The Independent Inquiry Into Child Sex Abuse (IICSA) has a total of 13 separate investigations that are on-going. Two of the biggest investigations to be taking place are those into abuse allegations brought against both the Anglican Church and the Roman Catholic Church.
Religious Abuse: Which Religion?
Abuse within the Catholic Church has been at the forefront of investigations and therefore the press, for some time now and it is reported that 3,000 priests had sexual abuse cases brought against them between the years of 2001 and 2010.
Survivors continue to come forward with painful stories of past abuse and so the true extent of abuse within the Roman Catholic Church may never be fully understood. Since then, other religious institutions have been brought into question over mass allegations of abuse.
The Anglican Church has been investigated by the IICSA and will undergo a public hearing in November 2017. Child Abuse within the Orthodox Jewish Community has been investigated and more recently, abuse within Jehovah’s Witnesses’ congregations. 400 allegations of abuse within Islamic madrassas made headlines in 2010, and in 2011 Warren Jeff, leader of Fundamentalist Mormon church was given a life sentence for the abuse of young girls.
But what is it about religious institutions that appear to foster child abuse?
Is Religion To Blame?
It is undeniable that abuse has been uncovered within religious organisations. Therefore, it is important to understand the past and learn lessons from it.
It is vital to highlight again that child abuse is not the issue of one particular religion. It is prevalent within all religions. But what commonalities between faiths mean that child abuse was and sometimes still is present within religious institutions?
According to Janet Heimlich, author of ‘Breaking Their Will: Shedding Light On Religious Child Maltreatment’ an authoritarian culture is to blame. “There are three perfect-storm factors that identify a religious culture or community as authoritarian:
- The culture has a strict social hierarchy
- The culture is fearful
- The culture is separatist
The more intense these three factors are – the more authoritarian the culture is – the more likely children will be harmed.”
To blame religion itself is a mistake. It is perhaps more the culture that is cultivated within religious institutions that creates a troublesome environment where reporting never makes it as far as the police.
The reasons for non-reporting are many, but include:
- Pressure from the order itself to behave in a certain way and not betray it
- Fear of not being believed if a complaint is made
- Threats made by the abuser as to what might happen if disclosure takes place for example, religious punishments such as going to hell or banishment from the religious order.
- If a child is involved heavily in the religion with his/her parents, who believe intensely in the religion, then to disclose might mean alienation from not only the family but the community upon which the religion is based
Abuse often takes place in cloistered environments where someone in a position of power (perhaps a religious leader or figure) can be alone with a child who is part of that religious order. Unfortunately, this can provide the opportunity and setting for the abuse to take place.
Beyond Religious Abuse
Another area of investigation of the IICSA is within Residential Schools. There are similar cultural characteristics that foster abuse between religious institutions and educational institutions.

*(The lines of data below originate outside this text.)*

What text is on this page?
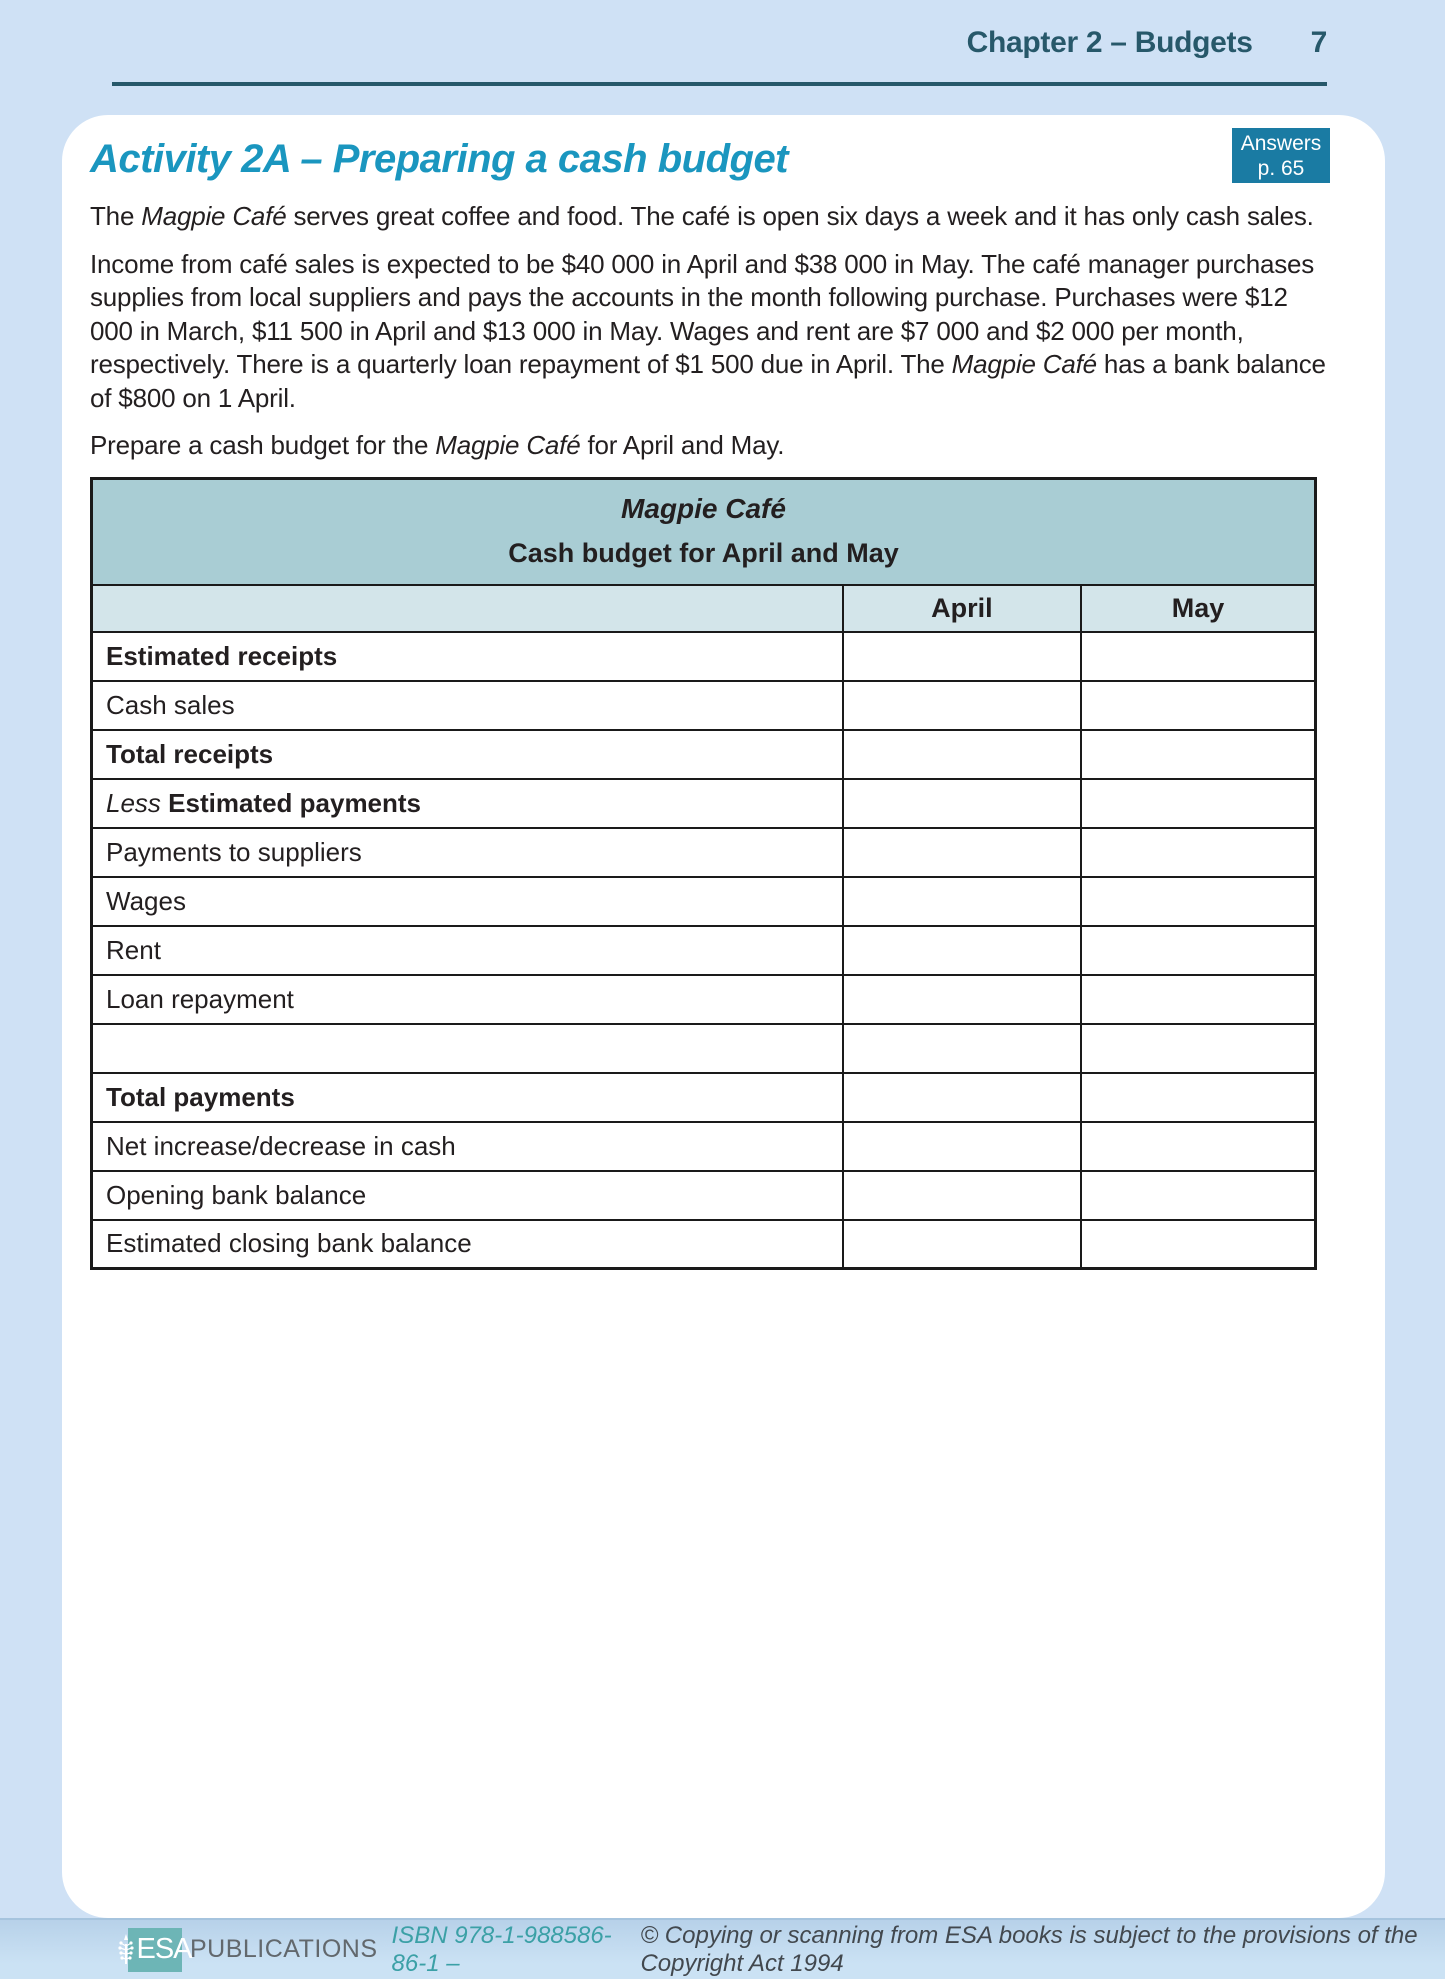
Chapter 2 – Budgets 7
Answers
p. 65
Activity 2A – Preparing a cash budget
The Magpie Café serves great coffee and food. The café is open six days a week and it has only cash sales.
Income from café sales is expected to be $40 000 in April and $38 000 in May. The café manager purchases supplies from local suppliers and pays the accounts in the month following purchase. Purchases were $12 000 in March, $11 500 in April and $13 000 in May. Wages and rent are $7 000 and $2 000 per month, respectively. There is a quarterly loan repayment of $1 500 due in April. The Magpie Café has a bank balance of $800 on 1 April.
Prepare a cash budget for the Magpie Café for April and May.
Magpie Café
Cash budget for April and May		

	April	May
Estimated receipts		
Cash sales		
Total receipts		
Less Estimated payments		
Payments to suppliers		
Wages		
Rent		
Loan repayment		

Total payments		
Net increase/decrease in cash		
Opening bank balance		
Estimated closing bank balance		
ESA
PUBLICATIONS ISBN 978-1-988586-86-1 –
© Copying or scanning from ESA books is subject to the provisions of the Copyright Act 1994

When there is a strict social hierarchy, young people find it more difficult to come forward. There is also a huge expectation both within educational and religious institutions for people to conform and follow rules.
The social hierarchy means that young people are told to follow the instruction and leadership of their elders, often without question. With this sort of cultural pressure, it makes coming forward with accusations of abuse even harder, if not impossible.
“Child abuse is bigger than religion. But it is undeniable that the social hierarchy within these cultures cultivates a belief that if you protest against wrong-doing, you may not be believed or worse, punished further.”
“There have obviously been huge developments in understanding and in the processes of safeguarding both within religious and educational institutes but there is always more to be done, namely awareness.”
“It has to be made clear to survivors of abuse that it is a good thing to come forward, that they will be believed and justice will be served and this is where the IICSA is going to find mistakes were made in the past. I just hope to see future criminal investigations learning from the mistakes of the past.”